Histórias da Medicina Portuguesa

No termo de uma vida de trabalho, todos temos histórias a contar. Vamos também aprendendo a ler a História de um modo pessoal. Este blogue pretende viver um pouco da minha experiência e muito dos nomes grandes que todos conhecemos. Nos pequenos textos que apresento, a investigação é superficial e as generalizações poderão ser todas discutidas. A ambição é limitada. Pretendo apenas entreter colegas despreocupados e (quem sabe?) despertar o interesse pela pesquisa mais aprofundada das questões que afloro.
Espero não estar a dar início a um projecto unipessoal. As portas de Histórias da Medicina estão abertas a todos os colegas que queiram colaborar com críticas, comentários ou artigos, venham eles da vivência de cada um ou das reflexões sobre as leituras que fizeram.

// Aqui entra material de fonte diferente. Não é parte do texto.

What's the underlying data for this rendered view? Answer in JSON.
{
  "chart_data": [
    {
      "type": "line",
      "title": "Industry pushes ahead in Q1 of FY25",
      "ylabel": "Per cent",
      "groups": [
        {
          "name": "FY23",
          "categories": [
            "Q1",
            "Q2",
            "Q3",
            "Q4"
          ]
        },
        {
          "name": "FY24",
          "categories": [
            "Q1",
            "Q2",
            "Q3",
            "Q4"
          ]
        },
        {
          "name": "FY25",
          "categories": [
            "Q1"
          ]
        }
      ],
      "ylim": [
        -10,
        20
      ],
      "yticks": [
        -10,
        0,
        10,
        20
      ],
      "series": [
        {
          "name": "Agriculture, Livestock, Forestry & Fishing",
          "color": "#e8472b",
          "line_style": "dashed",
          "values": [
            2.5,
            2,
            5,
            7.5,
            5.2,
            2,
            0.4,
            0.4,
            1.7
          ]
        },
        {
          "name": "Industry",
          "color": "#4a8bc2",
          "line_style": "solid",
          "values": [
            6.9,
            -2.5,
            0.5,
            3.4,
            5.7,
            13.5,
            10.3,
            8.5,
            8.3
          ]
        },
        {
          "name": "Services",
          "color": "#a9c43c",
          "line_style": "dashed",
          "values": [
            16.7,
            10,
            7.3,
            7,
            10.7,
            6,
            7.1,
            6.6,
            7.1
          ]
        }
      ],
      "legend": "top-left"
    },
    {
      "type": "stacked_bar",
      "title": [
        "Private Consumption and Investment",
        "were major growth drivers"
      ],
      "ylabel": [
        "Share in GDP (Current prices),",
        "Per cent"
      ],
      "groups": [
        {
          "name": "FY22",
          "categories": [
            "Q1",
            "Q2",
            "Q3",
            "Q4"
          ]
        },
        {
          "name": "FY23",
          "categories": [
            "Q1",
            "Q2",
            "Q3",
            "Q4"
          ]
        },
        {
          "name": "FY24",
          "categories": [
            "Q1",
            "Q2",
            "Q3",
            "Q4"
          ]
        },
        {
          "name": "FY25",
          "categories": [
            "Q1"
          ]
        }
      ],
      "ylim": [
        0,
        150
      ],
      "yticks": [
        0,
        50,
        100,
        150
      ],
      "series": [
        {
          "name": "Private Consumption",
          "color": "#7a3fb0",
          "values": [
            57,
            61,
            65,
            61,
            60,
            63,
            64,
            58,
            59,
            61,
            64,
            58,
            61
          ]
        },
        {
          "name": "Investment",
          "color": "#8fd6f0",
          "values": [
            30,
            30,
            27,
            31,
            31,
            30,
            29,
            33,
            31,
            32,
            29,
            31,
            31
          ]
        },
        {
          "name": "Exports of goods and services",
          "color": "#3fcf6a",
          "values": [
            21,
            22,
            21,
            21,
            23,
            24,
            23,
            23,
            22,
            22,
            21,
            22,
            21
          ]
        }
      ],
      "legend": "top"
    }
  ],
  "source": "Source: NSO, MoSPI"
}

segunda-feira, 7 de junho de 2010

HISTORINHAS DA MEDICINA

Os médicos são, em regra, bons ouvintes. Não admira. A chave para o diagnóstico de muitas situações patológicas está nas palavras dos doentes.
Nem sempre é assim. Às vezes, os pacientes contam as histórias como as interpretam, valorizando aspectos marginais ou coincidentes com a evolução dos seus males. Parece até que nos querem enganar. Aconteceu assim com uma senhora alentejana que entrou angustiada no meu consultório.
- Senhor Doutor! Há quase um ano, roubaram-me o ouro. Pensei, pensei, e descobri a ladra. Acusei-a em público. Encheu-se de vergonha e fugiu a chorar. Deram com ela dois dias depois, no fundo de um poço. Nunca mais deixei de pensar naquela mulher. Fiquei tão transtornada que até a cara me mudou! Vim cá para tratar dos nervos.
Bem, a cara tinha mudado mesmo. A pele tornara-se mais espessa, enquanto os lábios, a língua e o queixo lhe cresciam. Os dedos das mãos engrossaram e os anéis recuperados deixaram de lhe servir. Teve de passar a usar sapatos de um número maior. Tratava-se de uma acromegália.
Curiosamente, tinha uma irmã gémea. Eram tão parecidas tempos atrás que, quem as não conhecia bem, encontrava dificuldades em distingui-las. Ofereceu-me uma fotografia antiga em que estavam juntas. Eram raparigas bonitas, mas a minha doente mal se reconhecia.
Felizmente, a cirurgia teve êxito e as alterações morfológicas induzidas pela doente regrediram em boa parte. As duas gémeas alentejanas não voltaram a ser iguais mas recuperaram alguma semelhança.